Samsung R&D Institute Poland Placed 2nd in DCASE 2023 Challenge

Samsung R&D Institute Poland (SRPOL) garnered recognition as a prominent participant in the Detection and Classification of Acoustic Scenes and Events (DCASE) 2023 challenge, organized by the Institute of Electrical and Electronics Engineers (IEEE). This competition leverages advanced artificial intelligence (AI) to comprehend and interpret audio signals.

Leveraging their prior successes in the DCASE challenge (placing first in two tasks in 2019, second in 2019 and 2020, and third in 2022), SRPOL engineers focused their efforts on "Task 6B: Language-Based Audio Retrieval" achieving a commendable second-place ranking.
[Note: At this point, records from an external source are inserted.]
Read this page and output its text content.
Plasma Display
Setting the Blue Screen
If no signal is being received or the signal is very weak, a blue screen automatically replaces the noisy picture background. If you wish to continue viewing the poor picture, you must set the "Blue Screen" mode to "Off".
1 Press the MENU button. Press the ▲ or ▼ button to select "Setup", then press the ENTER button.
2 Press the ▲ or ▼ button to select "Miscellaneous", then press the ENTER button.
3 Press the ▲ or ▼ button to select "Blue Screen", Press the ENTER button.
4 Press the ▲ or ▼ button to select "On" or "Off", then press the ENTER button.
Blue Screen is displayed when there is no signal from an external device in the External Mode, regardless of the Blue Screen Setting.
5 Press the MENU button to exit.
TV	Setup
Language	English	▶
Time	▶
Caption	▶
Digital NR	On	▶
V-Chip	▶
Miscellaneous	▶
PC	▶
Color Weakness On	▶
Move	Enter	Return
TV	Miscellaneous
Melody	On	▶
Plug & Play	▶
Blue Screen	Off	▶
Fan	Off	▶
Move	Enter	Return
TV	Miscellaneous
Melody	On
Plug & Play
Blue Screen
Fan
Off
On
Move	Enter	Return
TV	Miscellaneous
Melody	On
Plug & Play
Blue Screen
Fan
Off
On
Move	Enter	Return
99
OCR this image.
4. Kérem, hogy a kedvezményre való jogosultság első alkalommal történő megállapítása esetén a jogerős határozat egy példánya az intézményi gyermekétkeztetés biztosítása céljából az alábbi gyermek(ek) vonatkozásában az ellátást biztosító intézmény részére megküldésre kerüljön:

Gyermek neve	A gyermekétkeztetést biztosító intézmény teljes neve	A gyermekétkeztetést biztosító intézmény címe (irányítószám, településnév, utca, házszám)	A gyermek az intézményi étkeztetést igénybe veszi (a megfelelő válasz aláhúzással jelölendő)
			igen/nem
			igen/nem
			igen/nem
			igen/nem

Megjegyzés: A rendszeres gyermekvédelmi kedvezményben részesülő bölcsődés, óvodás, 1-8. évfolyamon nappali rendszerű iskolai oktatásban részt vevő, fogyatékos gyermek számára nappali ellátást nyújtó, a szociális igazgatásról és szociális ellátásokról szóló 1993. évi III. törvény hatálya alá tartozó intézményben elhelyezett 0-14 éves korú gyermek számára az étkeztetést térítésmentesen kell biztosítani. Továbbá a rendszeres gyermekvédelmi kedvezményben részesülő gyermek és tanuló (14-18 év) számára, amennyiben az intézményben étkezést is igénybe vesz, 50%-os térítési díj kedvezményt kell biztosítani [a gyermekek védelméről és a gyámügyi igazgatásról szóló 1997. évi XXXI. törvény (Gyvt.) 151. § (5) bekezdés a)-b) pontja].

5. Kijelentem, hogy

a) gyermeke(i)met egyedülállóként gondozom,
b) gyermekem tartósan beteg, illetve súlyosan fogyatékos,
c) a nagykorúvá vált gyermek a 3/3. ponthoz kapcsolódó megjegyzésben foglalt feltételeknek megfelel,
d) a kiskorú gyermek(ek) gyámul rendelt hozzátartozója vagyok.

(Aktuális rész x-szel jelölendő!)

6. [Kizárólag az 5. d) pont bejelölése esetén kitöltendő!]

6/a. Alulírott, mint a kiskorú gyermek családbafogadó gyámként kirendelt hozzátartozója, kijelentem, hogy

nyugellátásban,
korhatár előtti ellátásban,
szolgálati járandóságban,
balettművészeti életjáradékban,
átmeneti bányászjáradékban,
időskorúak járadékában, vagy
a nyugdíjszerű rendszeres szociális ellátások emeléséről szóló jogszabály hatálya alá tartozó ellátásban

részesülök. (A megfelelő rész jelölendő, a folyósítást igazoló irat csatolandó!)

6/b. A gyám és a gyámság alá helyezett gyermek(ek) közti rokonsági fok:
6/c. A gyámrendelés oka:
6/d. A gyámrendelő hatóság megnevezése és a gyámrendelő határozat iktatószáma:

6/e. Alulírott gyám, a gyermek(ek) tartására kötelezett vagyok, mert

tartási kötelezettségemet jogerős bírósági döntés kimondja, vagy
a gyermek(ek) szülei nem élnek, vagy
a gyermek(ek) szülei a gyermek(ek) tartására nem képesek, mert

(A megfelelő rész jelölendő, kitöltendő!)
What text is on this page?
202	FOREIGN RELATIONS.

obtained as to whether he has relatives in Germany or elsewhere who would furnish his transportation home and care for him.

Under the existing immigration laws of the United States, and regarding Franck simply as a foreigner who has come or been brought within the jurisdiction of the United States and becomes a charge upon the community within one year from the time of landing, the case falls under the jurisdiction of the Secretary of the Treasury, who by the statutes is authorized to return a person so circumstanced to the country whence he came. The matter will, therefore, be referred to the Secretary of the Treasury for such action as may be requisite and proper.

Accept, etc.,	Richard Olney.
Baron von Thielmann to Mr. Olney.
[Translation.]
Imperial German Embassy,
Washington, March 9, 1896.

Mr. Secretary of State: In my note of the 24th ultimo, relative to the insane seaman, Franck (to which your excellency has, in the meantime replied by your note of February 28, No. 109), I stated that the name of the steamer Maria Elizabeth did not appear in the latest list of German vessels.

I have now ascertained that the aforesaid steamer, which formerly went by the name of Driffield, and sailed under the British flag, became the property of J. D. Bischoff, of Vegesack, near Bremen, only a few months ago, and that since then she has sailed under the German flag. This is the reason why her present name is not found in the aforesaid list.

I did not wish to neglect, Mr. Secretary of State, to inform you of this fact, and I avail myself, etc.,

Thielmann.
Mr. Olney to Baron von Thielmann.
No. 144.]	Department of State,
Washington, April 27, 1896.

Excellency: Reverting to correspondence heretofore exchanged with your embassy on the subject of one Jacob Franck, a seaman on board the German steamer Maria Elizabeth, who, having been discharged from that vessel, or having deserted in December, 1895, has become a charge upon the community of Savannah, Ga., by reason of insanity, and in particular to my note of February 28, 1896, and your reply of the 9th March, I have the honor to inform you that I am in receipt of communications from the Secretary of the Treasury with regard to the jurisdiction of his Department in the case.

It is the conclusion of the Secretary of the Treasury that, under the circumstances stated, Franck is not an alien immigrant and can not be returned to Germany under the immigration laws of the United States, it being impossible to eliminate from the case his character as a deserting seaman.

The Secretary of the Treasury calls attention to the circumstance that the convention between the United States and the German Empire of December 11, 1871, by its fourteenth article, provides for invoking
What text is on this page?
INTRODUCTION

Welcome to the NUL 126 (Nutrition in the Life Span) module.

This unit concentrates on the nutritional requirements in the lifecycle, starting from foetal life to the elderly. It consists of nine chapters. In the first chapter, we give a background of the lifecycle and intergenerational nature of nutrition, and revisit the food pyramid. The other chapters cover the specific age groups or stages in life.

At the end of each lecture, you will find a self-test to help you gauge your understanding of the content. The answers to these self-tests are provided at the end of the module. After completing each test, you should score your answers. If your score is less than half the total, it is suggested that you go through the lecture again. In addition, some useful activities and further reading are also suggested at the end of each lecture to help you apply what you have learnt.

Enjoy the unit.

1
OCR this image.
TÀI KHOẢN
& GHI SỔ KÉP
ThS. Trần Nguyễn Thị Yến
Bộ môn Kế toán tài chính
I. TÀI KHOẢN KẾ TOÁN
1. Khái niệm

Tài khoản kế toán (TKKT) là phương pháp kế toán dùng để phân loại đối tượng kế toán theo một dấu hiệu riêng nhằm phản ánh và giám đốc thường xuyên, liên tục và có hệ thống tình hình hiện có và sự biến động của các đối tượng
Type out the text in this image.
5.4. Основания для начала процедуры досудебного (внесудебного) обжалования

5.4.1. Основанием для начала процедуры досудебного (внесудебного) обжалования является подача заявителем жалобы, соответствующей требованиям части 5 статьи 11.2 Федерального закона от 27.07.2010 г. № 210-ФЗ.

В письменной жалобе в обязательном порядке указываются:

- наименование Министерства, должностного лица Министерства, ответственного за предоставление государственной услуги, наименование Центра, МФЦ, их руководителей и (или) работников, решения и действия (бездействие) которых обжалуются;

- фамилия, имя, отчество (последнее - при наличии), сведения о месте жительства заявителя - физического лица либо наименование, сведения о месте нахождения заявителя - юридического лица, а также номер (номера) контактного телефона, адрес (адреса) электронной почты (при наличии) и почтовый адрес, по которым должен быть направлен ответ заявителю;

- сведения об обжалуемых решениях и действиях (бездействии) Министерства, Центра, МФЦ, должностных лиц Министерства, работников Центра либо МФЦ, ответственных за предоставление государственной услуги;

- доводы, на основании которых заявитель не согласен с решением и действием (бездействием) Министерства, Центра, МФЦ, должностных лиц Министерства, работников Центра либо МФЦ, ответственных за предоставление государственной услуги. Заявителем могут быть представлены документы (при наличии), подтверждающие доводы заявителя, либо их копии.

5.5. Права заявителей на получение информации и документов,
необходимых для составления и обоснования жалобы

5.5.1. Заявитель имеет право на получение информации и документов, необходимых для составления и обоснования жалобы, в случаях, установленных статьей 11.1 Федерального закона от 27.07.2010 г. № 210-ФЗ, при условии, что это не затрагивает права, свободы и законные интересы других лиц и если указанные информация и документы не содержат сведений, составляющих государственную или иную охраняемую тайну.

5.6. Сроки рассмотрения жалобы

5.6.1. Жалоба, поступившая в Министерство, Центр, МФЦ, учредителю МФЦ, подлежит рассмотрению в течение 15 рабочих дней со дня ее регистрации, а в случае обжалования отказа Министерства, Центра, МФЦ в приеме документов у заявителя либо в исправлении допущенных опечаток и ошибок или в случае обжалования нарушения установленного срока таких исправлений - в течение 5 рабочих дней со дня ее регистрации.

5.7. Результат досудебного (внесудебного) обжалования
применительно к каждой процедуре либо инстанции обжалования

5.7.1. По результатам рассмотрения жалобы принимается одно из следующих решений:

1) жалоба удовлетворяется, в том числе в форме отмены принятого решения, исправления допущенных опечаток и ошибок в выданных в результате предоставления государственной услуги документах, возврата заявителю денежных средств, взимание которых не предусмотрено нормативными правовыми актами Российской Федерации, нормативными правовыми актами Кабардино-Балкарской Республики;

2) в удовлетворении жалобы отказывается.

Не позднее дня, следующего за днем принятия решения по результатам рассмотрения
This task seeks to evaluate methods where a retrieval system takes a free-form textual description as input and sorts audio signals in a fixed data set based on their match to the given description.

The Language-Based Audio Retrieval aspect of DCASE aligns seamlessly with SRPOL's current AI Team strategy, which is distinguished for its accomplishments and implementations in both the Natural Language Processing (NLP) and Audio domains. SRPOL's expertise and experience are regularly harnessed to enhance Bixby, facilitate superior machine translations, and advance various other applications utilizing NLP techniques (as highlighted in recent news concerning our latest achievement in the NLP arena).

Within the realm of Audio, SRPOL specializes in Sound Recognition, Sound Source Separation, and Deep Signal Processing. At present, SRPOL's AI Team synergizes its core competencies – NLP and Sound Recognition – to create an integrated product. From a user perspective, this integration opens up novel applications and extensions of existing functionalities.

Presently, users can navigate video galleries based on predetermined tags established through audio content analysis via Sound Recognition technology. However, the process of sifting through fixed tag lists has limitations. This is where NLP comes into play, adding the missing piece to the puzzle. By combining Sound Recognition and NLP technologies, users could peruse their content based on captions presented in natural language.